Answer:
The two balls are at the same height 3.6 s after the blue ball is thrown.
Explanation:
The height and velocity of the balls at any given time can be calculated using the following equations:
y = y0 + v0 · t + 1/2 · g ·t²
v = v0 + g · t
Where:
y = height at time "t".
y0 = initial height.
v0 = initial velocity.
t = time.
g = acceleration due to gravity (-9.8 m/s² considering the upward direction as positive).
v = velocity at time "t".
First, let´s calculate the height of the blue ball when the red ball is thrown (The origin of the frame of reference is located on the ground):
y = y0 + v0 · t + 1/2 · g ·t²
y = 0.7 m + 20.6 m/s · 2.5 s - 1/2 · 9.81 m/s² · (2.5 s)²
y = 21.5 m
Now let´s calculate the velocity of the blue ball at t = 2.5 s.
v = v0 + g · t
v = 20.6 m/s - 9.81 m/s² · 2.5 s
v = -3.9 m/s
Now, let´s calculate at which time after the red ball is thrown both balls have the same height.

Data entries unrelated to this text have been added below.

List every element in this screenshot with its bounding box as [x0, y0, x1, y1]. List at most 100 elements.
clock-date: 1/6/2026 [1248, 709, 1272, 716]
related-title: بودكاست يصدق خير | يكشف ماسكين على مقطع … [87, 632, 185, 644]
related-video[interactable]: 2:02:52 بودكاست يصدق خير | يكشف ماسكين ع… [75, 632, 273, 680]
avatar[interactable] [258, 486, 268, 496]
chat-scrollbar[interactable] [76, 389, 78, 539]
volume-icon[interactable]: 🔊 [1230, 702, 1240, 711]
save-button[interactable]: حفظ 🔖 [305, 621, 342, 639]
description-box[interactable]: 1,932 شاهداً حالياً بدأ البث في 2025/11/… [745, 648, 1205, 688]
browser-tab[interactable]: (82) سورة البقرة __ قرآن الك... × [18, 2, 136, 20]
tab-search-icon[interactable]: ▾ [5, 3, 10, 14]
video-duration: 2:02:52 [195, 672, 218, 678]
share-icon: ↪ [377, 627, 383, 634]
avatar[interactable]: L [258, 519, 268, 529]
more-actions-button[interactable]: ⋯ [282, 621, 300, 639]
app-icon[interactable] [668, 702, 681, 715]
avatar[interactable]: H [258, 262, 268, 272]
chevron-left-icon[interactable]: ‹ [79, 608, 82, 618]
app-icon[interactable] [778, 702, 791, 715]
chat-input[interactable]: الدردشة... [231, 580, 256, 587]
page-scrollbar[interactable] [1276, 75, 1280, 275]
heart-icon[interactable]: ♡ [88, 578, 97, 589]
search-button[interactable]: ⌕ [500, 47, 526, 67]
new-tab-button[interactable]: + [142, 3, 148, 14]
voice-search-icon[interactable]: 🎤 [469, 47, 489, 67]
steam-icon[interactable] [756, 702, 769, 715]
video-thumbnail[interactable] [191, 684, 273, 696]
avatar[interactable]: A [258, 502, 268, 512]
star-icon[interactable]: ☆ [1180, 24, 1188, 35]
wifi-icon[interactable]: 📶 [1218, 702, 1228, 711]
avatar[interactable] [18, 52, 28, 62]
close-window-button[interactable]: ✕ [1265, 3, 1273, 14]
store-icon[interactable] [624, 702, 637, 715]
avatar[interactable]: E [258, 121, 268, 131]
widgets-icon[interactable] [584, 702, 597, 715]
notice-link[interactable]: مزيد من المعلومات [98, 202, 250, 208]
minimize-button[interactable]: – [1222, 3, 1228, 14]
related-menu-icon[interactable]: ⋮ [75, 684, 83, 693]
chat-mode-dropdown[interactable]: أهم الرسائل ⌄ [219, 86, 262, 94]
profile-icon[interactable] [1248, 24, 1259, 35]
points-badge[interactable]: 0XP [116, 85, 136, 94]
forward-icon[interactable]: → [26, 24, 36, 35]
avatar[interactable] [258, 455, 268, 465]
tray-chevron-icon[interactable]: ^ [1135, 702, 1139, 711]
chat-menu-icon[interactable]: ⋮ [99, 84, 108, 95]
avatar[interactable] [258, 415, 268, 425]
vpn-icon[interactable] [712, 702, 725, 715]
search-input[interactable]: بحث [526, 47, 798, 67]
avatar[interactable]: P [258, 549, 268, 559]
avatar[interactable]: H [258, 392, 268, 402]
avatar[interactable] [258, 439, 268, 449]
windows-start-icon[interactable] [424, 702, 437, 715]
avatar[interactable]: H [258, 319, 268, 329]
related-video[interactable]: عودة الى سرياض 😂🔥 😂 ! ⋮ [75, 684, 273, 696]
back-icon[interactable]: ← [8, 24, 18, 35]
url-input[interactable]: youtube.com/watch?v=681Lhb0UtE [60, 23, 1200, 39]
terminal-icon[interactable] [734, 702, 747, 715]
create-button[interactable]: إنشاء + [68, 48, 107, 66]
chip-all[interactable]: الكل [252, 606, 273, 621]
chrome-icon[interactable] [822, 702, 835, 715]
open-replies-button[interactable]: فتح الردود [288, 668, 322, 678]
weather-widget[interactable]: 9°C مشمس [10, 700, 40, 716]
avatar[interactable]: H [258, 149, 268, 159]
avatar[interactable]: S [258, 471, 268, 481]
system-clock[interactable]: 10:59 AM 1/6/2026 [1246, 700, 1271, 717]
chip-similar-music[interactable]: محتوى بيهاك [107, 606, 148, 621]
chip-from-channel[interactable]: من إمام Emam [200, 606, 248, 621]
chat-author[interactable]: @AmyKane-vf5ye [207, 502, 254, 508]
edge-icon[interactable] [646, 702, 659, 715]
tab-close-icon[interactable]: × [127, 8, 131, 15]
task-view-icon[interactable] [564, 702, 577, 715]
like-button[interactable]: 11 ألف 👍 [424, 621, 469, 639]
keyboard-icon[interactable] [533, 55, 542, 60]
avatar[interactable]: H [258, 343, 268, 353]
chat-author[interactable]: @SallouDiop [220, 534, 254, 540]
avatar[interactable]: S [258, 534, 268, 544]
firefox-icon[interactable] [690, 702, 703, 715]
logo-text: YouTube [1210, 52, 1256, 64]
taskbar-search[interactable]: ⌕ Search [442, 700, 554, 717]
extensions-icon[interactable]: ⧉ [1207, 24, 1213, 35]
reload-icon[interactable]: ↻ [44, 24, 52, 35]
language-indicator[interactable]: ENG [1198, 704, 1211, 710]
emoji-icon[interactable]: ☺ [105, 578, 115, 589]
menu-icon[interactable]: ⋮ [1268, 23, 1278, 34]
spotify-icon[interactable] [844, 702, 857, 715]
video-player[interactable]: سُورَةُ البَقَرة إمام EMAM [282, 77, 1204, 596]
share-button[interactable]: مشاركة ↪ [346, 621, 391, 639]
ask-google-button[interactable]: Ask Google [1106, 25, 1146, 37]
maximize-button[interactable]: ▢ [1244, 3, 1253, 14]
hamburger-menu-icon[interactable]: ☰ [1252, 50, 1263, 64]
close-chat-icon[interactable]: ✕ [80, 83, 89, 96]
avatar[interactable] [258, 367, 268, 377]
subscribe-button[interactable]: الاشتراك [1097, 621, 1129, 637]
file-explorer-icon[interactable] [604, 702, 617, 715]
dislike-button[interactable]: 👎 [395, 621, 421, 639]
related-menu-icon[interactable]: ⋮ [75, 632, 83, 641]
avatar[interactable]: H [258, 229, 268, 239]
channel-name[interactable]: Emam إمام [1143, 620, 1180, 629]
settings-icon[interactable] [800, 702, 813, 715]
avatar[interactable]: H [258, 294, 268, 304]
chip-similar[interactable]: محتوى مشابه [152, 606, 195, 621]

Notice that when the red ball is thrown, the blue ball is at a height of 21.5 m and its velocity is -3.9 m/s, so its initial height will be 21.6 m and the initial velocity will be -3.9 m/s:
height blue ball = height red ball
y0 + v0 · t + 1/2 · g ·t² = y0 + v0 · t + 1/2 · g ·t²
21.5 m - 3.9 m/s · t - 1/2 · 9.81 m/s² · t² = 23.9 m - 6 m/s · t - 1/2 · 9.81 m/s² · t²
21.5 m - 3.9 m/s · t -4.9 m/s² · t² = 23.9 m - 6 m/s · t - 4.9 m/s² · t²
6 m/s · t - 3.9 m/s · t = 23.9 m - 21.5 m
2.1 m/s · t = 2.4 m
t = 2.4 m/ 2.1 m/s
t = 1.1 s
The two balls are at the same height (2.5 s + 1.1 s) 3.6 s after the blue ball is thrown.